Date: 24 August 2021

Russia Introduces New Sanctions, “Taking Revenge For Crimea Platform”

A few hours after German Chancellor Angela Merkel left Moscow, the Russian government published a new extended list of sanctions on Ukrainian officials. Kyiv says Moscow is taking its revenge for the Crimea Platform summit, scheduled for August 23. Merkel had been in Ukraine a day before.

SOURCE: PRESIDENT.GOV.UA

More than seventy people were added to the Russian “blacklist,” including Foreign Minister Dmitry Kuleba and National Security, Defense Council Secretary Oleksiy Danilov, Verkhovna Rada’s Human Rights Ombudsperson Lyudmila Denisova, Governor of the Dnepropetrovsk region Valentin Reznichenko, and Audit Chamber chief Valery Patskan. They are all subject to a Russian-held asset freeze and a ban on exporting funds from Russia. Since 2018, more than 900 Ukrainian officials have been blacklisted by Russia. Also on August 20, Ukraine’s Council of National Security and Defense said it would impose sanctions on some pro-Kremlin figures in Ukrainian politics, businesses, and media, believed to spread “pro-Russian propaganda.” The most notorious person is Andriy Derkach, a Ukrainian lawmaker that the U.S. government sanctioned in 2020 after accusing him of being a Russian agent who tried to interfere in U.S. elections.
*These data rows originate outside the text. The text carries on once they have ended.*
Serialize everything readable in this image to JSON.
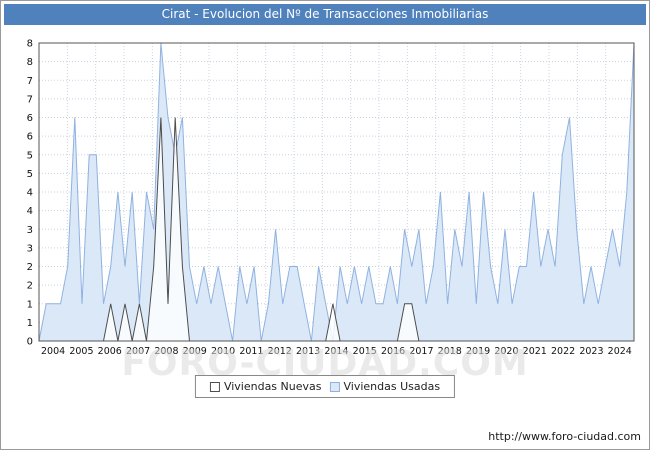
{
  "title": "Cirat - Evolucion del Nº de Transacciones Inmobiliarias",
  "watermark": "FORO-CIUDAD.COM",
  "url": "http://www.foro-ciudad.com",
  "legend": {
    "nuevas_label": "Viviendas Nuevas",
    "usadas_label": "Viviendas Usadas"
  },
  "colors": {
    "titlebar": "#4f81bd",
    "grid": "#c8d2e2",
    "plot_border": "#555555",
    "watermark": "#d9d9d9",
    "nuevas_fill": "#ffffff",
    "nuevas_stroke": "#4d4d4d",
    "usadas_fill": "#dbe8f8",
    "usadas_stroke": "#8fb2e0"
  },
  "chart_data": {
    "type": "area",
    "title": "Cirat - Evolucion del Nº de Transacciones Inmobiliarias",
    "xlabel": "",
    "ylabel": "",
    "years": [
      2004,
      2005,
      2006,
      2007,
      2008,
      2009,
      2010,
      2011,
      2012,
      2013,
      2014,
      2015,
      2016,
      2017,
      2018,
      2019,
      2020,
      2021,
      2022,
      2023,
      2024
    ],
    "points_per_year": 4,
    "ylim": [
      0,
      8
    ],
    "y_grid_step": 0.5,
    "y_tick_labels_bottom_to_top": [
      "0",
      "1",
      "1",
      "2",
      "2",
      "3",
      "3",
      "4",
      "4",
      "5",
      "5",
      "6",
      "6",
      "7",
      "7",
      "8",
      "8"
    ],
    "grid": true,
    "legend_position": "bottom",
    "series": [
      {
        "name": "Viviendas Nuevas",
        "fill": "#ffffff",
        "fill_opacity": 0.8,
        "stroke": "#4d4d4d",
        "values": [
          0,
          0,
          0,
          0,
          0,
          0,
          0,
          0,
          0,
          0,
          1,
          0,
          1,
          0,
          1,
          0,
          2,
          6,
          1,
          6,
          2,
          0,
          0,
          0,
          0,
          0,
          0,
          0,
          0,
          0,
          0,
          0,
          0,
          0,
          0,
          0,
          0,
          0,
          0,
          0,
          0,
          1,
          0,
          0,
          0,
          0,
          0,
          0,
          0,
          0,
          0,
          1,
          1,
          0,
          0,
          0,
          0,
          0,
          0,
          0,
          0,
          0,
          0,
          0,
          0,
          0,
          0,
          0,
          0,
          0,
          0,
          0,
          0,
          0,
          0,
          0,
          0,
          0,
          0,
          0,
          0,
          0,
          0,
          0
        ]
      },
      {
        "name": "Viviendas Usadas",
        "fill": "#dbe8f8",
        "fill_opacity": 1,
        "stroke": "#8fb2e0",
        "values": [
          0,
          1,
          1,
          1,
          2,
          6,
          1,
          5,
          5,
          1,
          2,
          4,
          2,
          4,
          1,
          4,
          3,
          8,
          6,
          5,
          6,
          2,
          1,
          2,
          1,
          2,
          1,
          0,
          2,
          1,
          2,
          0,
          1,
          3,
          1,
          2,
          2,
          1,
          0,
          2,
          1,
          0,
          2,
          1,
          2,
          1,
          2,
          1,
          1,
          2,
          1,
          3,
          2,
          3,
          1,
          2,
          4,
          1,
          3,
          2,
          4,
          1,
          4,
          2,
          1,
          3,
          1,
          2,
          2,
          4,
          2,
          3,
          2,
          5,
          6,
          3,
          1,
          2,
          1,
          2,
          3,
          2,
          4,
          8
        ]
      }
    ]
  }
}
Secretary of Ukraine’s Council of National Security and Defense Oleksiy Danilov said the sanctions imposed by Moscow against him were the “best gift for Ukraine’s thirtieth anniversary of independence.” In turn, Ukraine’s foreign minister Dmytro Kuleba believes this was revenge for holding the Crimea Platform summit. Top officials from 44 countries and blocs said they would take part in the August 23 summit, including fourteen presidents, prime ministers, and EU leaders. Some countries, including Latvia, Lithuania, Estonia, Poland, Slovakia, Hungary, Moldova, Slovenia, and Finland, sent presidents. EU Council president Charles Michel was also going to the summit along with four prime ministers and two parliamentary speakers. Among the attendees were also fourteen foreign ministers, also from Germany. Kyiv seeks the Crimea Platform to return Crimea––as Russia seized the peninsula in 2014––to Ukraine as an international forum on the issue looked to rally international support. “It is aimed at creating a coalition of countries to support the de-occupation of Crimea,” according to Kuleba. The Crimea Platform summit is part of Ukraine’s intense diplomatic efforts in the last days of August. On August 22, Angela Merkel flew to Kyiv while foreign guests will attend August 24 the ceremony to mark Ukraine’s thirtieth anniversary of independence. On August 31, Volodymyr Zelensky will fly to the United States for talks with U.S. President Joe Biden.